I've come into possession of an old 4 chime door bell, purchased by my great uncle on returning home from Europe following WWII, so it's 60+ years old.

I'm not overly concerned about the value of the item, however, it's sentimental value to my mother is massive, so having it installed and functional is much greater then maintaining the value of the item.

Unfortunately, it's missing one of it's strikers (may have been missing it for a long time, not sure till I test it), it operates entirely on line voltage (no doorbell transformer), and I don't like the chassis return wiring.

After looking at the design, it struck me it wouldn't be hard to scratch build a new electronic timer and chime assembly, and use the chimes from the existing unit.

After scouring e-bay, and googling myself silly, I was rather surprised that I couldn't find a source of new manufactured strikers....

Does anyone know of a source for door chime parts? Either new or used?


----------



## BuzzKill

Google is your friend!


----------



## chrisfnl

And google I did. 

However I can't find a source.


----------



## McClary’s Electrical

BuzzKill said:


> Google is your friend!


Did you read the 5th paragraph?


----------



## Phil DeBlanc

Sometimes it's a matter of what you put in the search box/

http://www.eurekamodern.com/vintage_door_chimes_nutone_rittenhouse_parts.htm

http://www.searspartsdirect.com/partsdirect/product-types/Door-chime-Parts

http://www.furniturefind.com/Door-Bells-and-Chimes-C26087.html

I believe you can find electronic units to conceal within the current housing as well.


----------



## chrisfnl

Sears shows 0 results for door chime parts, and furniture find only sells electronic door chimes.

Apparently a company called craftmade produces these two

http://www.furniturefind.com/Craftmade-C3-PW-FD3460.html

http://www.furniturefind.com/Craftmade-C4-PW-FD3466.html

But the chime tubes are purely decorative (At $448 for the second one, I'm thinking I may need to go into the doorbell business!!!!)

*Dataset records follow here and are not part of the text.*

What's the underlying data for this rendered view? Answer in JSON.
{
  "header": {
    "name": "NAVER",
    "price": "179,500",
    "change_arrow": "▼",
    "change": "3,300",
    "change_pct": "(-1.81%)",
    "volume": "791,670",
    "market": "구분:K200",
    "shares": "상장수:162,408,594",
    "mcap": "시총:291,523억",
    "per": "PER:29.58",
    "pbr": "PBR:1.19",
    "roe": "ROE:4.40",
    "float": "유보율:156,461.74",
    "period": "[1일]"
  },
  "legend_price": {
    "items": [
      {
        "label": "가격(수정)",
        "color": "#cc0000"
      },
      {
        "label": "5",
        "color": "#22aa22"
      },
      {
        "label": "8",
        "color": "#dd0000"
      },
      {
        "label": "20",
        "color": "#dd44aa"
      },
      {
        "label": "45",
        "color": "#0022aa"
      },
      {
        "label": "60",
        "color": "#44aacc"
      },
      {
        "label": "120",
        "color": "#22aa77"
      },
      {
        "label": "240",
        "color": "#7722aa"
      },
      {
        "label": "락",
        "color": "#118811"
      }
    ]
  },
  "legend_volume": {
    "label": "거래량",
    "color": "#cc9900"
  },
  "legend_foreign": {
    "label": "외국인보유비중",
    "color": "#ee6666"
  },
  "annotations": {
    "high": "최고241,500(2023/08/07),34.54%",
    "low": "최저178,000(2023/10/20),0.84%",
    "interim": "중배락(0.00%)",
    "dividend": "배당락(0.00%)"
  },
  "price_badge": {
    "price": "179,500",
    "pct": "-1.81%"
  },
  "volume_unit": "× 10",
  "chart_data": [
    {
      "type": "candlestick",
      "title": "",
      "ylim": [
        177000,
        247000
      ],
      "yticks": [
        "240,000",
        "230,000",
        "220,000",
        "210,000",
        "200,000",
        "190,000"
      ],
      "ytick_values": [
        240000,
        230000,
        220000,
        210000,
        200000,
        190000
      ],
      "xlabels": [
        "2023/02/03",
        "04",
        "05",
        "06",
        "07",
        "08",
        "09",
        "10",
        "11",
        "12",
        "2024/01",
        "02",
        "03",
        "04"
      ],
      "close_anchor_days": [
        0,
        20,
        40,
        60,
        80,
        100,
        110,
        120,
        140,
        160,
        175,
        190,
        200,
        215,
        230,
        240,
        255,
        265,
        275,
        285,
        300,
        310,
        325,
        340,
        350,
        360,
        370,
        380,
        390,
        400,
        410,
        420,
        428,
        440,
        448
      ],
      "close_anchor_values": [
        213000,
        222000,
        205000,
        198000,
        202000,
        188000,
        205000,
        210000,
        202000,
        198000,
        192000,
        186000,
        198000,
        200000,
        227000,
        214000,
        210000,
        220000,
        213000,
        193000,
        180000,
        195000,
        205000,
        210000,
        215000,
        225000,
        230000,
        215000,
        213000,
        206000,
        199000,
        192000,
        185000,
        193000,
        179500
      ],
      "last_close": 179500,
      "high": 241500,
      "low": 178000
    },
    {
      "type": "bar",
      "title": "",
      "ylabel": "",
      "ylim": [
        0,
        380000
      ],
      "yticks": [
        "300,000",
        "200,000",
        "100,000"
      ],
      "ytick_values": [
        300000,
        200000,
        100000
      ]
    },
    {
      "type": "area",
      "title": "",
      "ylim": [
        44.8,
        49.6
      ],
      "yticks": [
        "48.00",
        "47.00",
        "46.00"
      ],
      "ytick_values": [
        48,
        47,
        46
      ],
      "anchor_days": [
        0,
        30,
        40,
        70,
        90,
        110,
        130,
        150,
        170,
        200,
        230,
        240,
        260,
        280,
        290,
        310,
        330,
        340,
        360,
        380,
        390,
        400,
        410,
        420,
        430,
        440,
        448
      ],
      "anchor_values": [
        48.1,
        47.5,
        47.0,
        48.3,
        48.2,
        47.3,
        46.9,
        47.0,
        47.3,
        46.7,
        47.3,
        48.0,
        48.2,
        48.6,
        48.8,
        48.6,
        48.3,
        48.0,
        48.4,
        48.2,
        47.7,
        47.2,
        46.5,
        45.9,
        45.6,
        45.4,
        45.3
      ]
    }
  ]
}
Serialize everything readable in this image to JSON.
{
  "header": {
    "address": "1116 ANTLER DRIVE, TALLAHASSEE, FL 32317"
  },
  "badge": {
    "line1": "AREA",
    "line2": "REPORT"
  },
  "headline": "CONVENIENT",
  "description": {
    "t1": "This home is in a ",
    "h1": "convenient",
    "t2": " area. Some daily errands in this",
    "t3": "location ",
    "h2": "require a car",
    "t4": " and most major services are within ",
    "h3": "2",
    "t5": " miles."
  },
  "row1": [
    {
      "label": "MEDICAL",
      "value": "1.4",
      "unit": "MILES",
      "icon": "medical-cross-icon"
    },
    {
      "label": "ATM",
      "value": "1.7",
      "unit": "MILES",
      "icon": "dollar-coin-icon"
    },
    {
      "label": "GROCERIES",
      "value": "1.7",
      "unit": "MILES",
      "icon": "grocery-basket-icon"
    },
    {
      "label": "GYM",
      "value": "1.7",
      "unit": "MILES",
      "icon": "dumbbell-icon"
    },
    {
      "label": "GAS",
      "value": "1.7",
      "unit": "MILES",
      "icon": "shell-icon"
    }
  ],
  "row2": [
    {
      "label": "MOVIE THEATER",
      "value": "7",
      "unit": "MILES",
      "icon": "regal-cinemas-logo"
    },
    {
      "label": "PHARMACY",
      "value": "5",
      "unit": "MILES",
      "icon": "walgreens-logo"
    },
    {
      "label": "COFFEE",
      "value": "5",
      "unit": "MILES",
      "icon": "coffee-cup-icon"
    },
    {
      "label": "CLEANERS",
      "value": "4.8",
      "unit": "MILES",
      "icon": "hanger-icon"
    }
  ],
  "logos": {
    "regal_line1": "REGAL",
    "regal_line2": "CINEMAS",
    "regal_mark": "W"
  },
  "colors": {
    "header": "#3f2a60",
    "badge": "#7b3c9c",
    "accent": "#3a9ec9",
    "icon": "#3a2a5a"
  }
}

I was in touch with the Eureka Modern fellow this morning (Who has a new website, http://www.knockdoorbells.com/ he actually restores vintage door chimes), he's since gotten back to me, he said there is no manufacturer producing new parts, he said he's had parts made up at a rather premium price by local machine shops.

It just strikes me as very odd that in today's "global market" there'd be no one producing the product, even for such a niche market... I figured there'd at least be a similar part for somthing else... looking at perhaps using a pinball machine solenoid.


----------



## Dennis Alwon

Think of it like this. I have been in business 30+ years and have never had someone ask me to refurbish or even to find parts for an old doorbell. I can't imagine the market is there for that stuff.


----------



## McClary’s Electrical

Dennis Alwon said:


> Think of it like this. I have been in business 30+ years and have never had someone ask me to refurbish or even to find parts for an old doorbell. I can't imagine the market is there for that stuff.


I agree, pics would help here, but I can't imagine why normal strikers and coils can't be incorporated into any kind of bell.


----------



## chrisfnl

Either I need one new plunger, or four new coils+plunger...

Looks like these... 

http://www.eurekamodern.com/vintage_door_chimes_doorbells_solenoids.htm

No one seems to make anything like it any more, so I'm thinking this may be the excuse I've been looking for to buy myself a lathe.


----------



## sparky.jp

Why don't you just buy a new doorbell chime (or find an old one out of a demo'd house or something) and remove the solenoids and strikers from that one and retrofit them into the unit you have?

I doubt you're going to find a source that just sells the solenoids by themselves. 

You'd have to retrofit all four strikers then (may require getting at least two chime units then) and add a transformer of course.


----------



## RICK BOYD

mine was installed in 1914 and still works ,
has 2 tubular bells , classic sound
it is low voltage though


----------